Linking Image and Text with 2-Way Nets
This addresses the challenge of matching images and text for computer vision applications, representing an incremental improvement over existing methods.
The paper tackled the problem of linking images and text by introducing a bi-directional neural network architecture that projects both views into a common space using Euclidean loss, achieving state-of-the-art results on datasets like MNIST, Flickr8k, Flickr30k, and COCO.
Linking two data sources is a basic building block in numerous computer vision problems. Canonical Correlation Analysis (CCA) achieves this by utilizing a linear optimizer in order to maximize the correlation between the two views. Recent work makes use of non-linear models, including deep learning techniques, that optimize the CCA loss in some feature space. In this paper, we introduce a novel, bi-directional neural network architecture for the task of matching vectors from two data sources.
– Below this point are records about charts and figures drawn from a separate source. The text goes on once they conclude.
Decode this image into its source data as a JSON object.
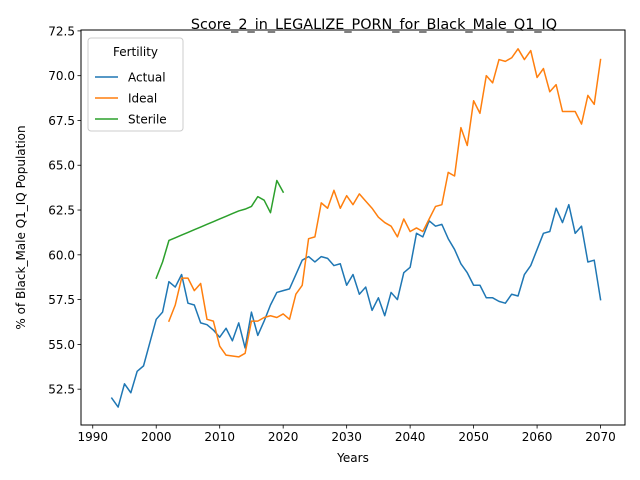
{
  "chart_data": {
    "type": "line",
    "title": "Score_2_in_LEGALIZE_PORN_for_Black_Male_Q1_IQ",
    "xlabel": "Years",
    "ylabel": "% of Black_Male Q1_IQ Population",
    "xlim": [
      1988.15,
      2073.85
    ],
    "ylim": [
      50.5,
      72.55
    ],
    "xticks": [
      1990,
      2000,
      2010,
      2020,
      2030,
      2040,
      2050,
      2060,
      2070
    ],
    "yticks": [
      52.5,
      55.0,
      57.5,
      60.0,
      62.5,
      65.0,
      67.5,
      70.0,
      72.5
    ],
    "ytick_labels": [
      "52.5",
      "55.0",
      "57.5",
      "60.0",
      "62.5",
      "65.0",
      "67.5",
      "70.0",
      "72.5"
    ],
    "grid": false,
    "legend": {
      "title": "Fertility",
      "placement": "top-left"
    },
    "series": [
      {
        "name": "Actual",
        "color": "#1f77b4",
        "x": [
          1993,
          1994,
          1995,
          1996,
          1997,
          1998,
          1999,
          2000,
          2001,
          2002,
          2003,
          2004,
          2005,
          2006,
          2007,
          2008,
          2009,
          2010,
          2011,
          2012,
          2013,
          2014,
          2015,
          2016,
          2017,
          2018,
          2019,
          2020,
          2021,
          2022,
          2023,
          2024,
          2025,
          2026,
          2027,
          2028,
          2029,
          2030,
          2031,
          2032,
          2033,
          2034,
          2035,
          2036,
          2037,
          2038,
          2039,
          2040,
          2041,
          2042,
          2043,
          2044,
          2045,
          2046,
          2047,
          2048,
          2049,
          2050,
          2051,
          2052,
          2053,
          2054,
          2055,
          2056,
          2057,
          2058,
          2059,
          2060,
          2061,
          2062,
          2063,
          2064,
          2065,
          2066,
          2067,
          2068,
          2069,
          2070
        ],
        "values": [
          52.0,
          51.5,
          52.8,
          52.3,
          53.5,
          53.8,
          55.1,
          56.4,
          56.8,
          58.5,
          58.2,
          58.9,
          57.3,
          57.2,
          56.2,
          56.1,
          55.8,
          55.4,
          55.9,
          55.2,
          56.2,
          54.8,
          56.8,
          55.5,
          56.3,
          57.2,
          57.9,
          58.0,
          58.1,
          58.9,
          59.7,
          59.9,
          59.6,
          59.9,
          59.8,
          59.4,
          59.5,
          58.3,
          58.9,
          57.8,
          58.2,
          56.9,
          57.6,
          56.6,
          57.9,
          57.5,
          59.0,
          59.3,
          61.2,
          61.0,
          61.9,
          61.6,
          61.7,
          60.9,
          60.3,
          59.5,
          59.0,
          58.3,
          58.3,
          57.6,
          57.6,
          57.4,
          57.3,
          57.8,
          57.7,
          58.9,
          59.4,
          60.3,
          61.2,
          61.3,
          62.6,
          61.8,
          62.8,
          61.2,
          61.6,
          59.6,
          59.7,
          57.5
        ]
      },
      {
        "name": "Ideal",
        "color": "#ff7f0e",
        "x": [
          2002,
          2003,
          2004,
          2005,
          2006,
          2007,
          2008,
          2009,
          2010,
          2011,
          2012,
          2013,
          2014,
          2015,
          2016,
          2017,
          2018,
          2019,
          2020,
          2021,
          2022,
          2023,
          2024,
          2025,
          2026,
          2027,
          2028,
          2029,
          2030,
          2031,
          2032,
          2033,
          2034,
          2035,
          2036,
          2037,
          2038,
          2039,
          2040,
          2041,
          2042,
          2043,
          2044,
          2045,
          2046,
          2047,
          2048,
          2049,
          2050,
          2051,
          2052,
          2053,
          2054,
          2055,
          2056,
          2057,
          2058,
          2059,
          2060,
          2061,
          2062,
          2063,
          2064,
          2065,
          2066,
          2067,
          2068,
          2069,
          2070
        ],
        "values": [
          56.3,
          57.2,
          58.7,
          58.7,
          58.0,
          58.4,
          56.4,
          56.3,
          54.9,
          54.4,
          54.35,
          54.3,
          54.5,
          56.3,
          56.3,
          56.5,
          56.6,
          56.5,
          56.7,
          56.4,
          57.8,
          58.3,
          60.9,
          61.0,
          62.9,
          62.6,
          63.6,
          62.6,
          63.3,
          62.8,
          63.4,
          63.0,
          62.6,
          62.1,
          61.8,
          61.6,
          61.0,
          62.0,
          61.3,
          61.5,
          61.3,
          62.0,
          62.7,
          62.8,
          64.6,
          64.4,
          67.1,
          66.1,
          68.6,
          67.9,
          70.0,
          69.6,
          70.9,
          70.8,
          71.0,
          71.5,
          70.9,
          71.4,
          69.9,
          70.4,
          69.1,
          69.5,
          68.0,
          68.0,
          68.0,
          67.3,
          68.9,
          68.4,
          70.9
        ]
      },
      {
        "name": "Sterile",
        "color": "#2ca02c",
        "x": [
          2000,
          2001,
          2002,
          2003,
          2004,
          2005,
          2006,
          2007,
          2008,
          2009,
          2010,
          2011,
          2012,
          2013,
          2014,
          2015,
          2016,
          2017,
          2018,
          2019,
          2020
        ],
        "values": [
          58.7,
          59.6,
          60.8,
          60.95,
          61.1,
          61.25,
          61.4,
          61.55,
          61.7,
          61.85,
          62.0,
          62.15,
          62.3,
          62.45,
          62.55,
          62.7,
          63.25,
          63.05,
          62.35,
          64.15,
          63.5
        ]
      }
    ]
  }
}
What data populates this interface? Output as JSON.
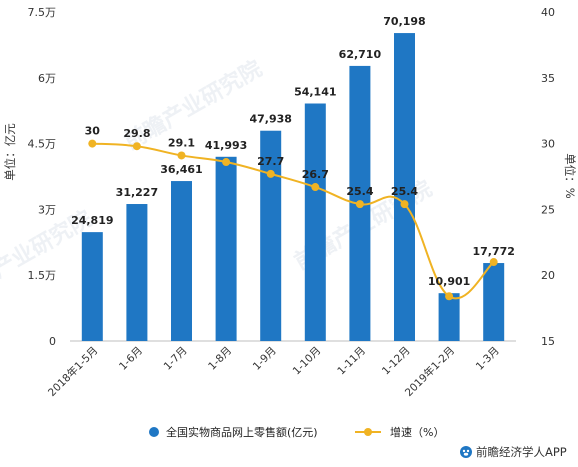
{
  "chart_data": {
    "type": "bar+line",
    "categories": [
      "2018年1-5月",
      "1-6月",
      "1-7月",
      "1-8月",
      "1-9月",
      "1-10月",
      "1-11月",
      "1-12月",
      "2019年1-2月",
      "1-3月"
    ],
    "series": [
      {
        "name": "全国实物商品网上零售额(亿元)",
        "type": "bar",
        "axis": "left",
        "color": "#1f77c4",
        "values": [
          24819,
          31227,
          36461,
          41993,
          47938,
          54141,
          62710,
          70198,
          10901,
          17772
        ],
        "labels": [
          "24,819",
          "31,227",
          "36,461",
          "41,993",
          "47,938",
          "54,141",
          "62,710",
          "70,198",
          "10,901",
          "17,772"
        ]
      },
      {
        "name": "增速（%）",
        "type": "line",
        "axis": "right",
        "color": "#f0b323",
        "values": [
          30,
          29.8,
          29.1,
          28.6,
          27.7,
          26.7,
          25.4,
          25.4,
          18.4,
          21
        ],
        "labels": [
          "30",
          "29.8",
          "29.1",
          "",
          "27.7",
          "26.7",
          "25.4",
          "25.4",
          "",
          ""
        ]
      }
    ],
    "yleft": {
      "label": "单位：亿元",
      "ylim": [
        0,
        75000
      ],
      "ticks": [
        0,
        15000,
        30000,
        45000,
        60000,
        75000
      ],
      "tick_labels": [
        "0",
        "1.5万",
        "3万",
        "4.5万",
        "6万",
        "7.5万"
      ]
    },
    "yright": {
      "label": "单位：%",
      "ylim": [
        15,
        40
      ],
      "ticks": [
        15,
        20,
        25,
        30,
        35,
        40
      ],
      "tick_labels": [
        "15",
        "20",
        "25",
        "30",
        "35",
        "40"
      ]
    },
    "grid": false,
    "legend": "bottom"
  },
  "watermark": "前瞻产业研究院",
  "credit": "前瞻经济学人APP",
  "icons": {
    "credit": "paw-logo-icon"
  }
}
Our approach employs two tied neural network channels that project the two views into a common, maximally correlated space using the Euclidean loss. We show a direct link between the correlation-based loss and Euclidean loss, enabling the use of Euclidean loss for correlation maximization. To overcome common Euclidean regression optimization problems, we modify well-known techniques to our problem, including batch normalization and dropout. We show state of the art results on a number of computer vision matching tasks including MNIST image matching and sentence-image matching on the Flickr8k, Flickr30k and COCO datasets.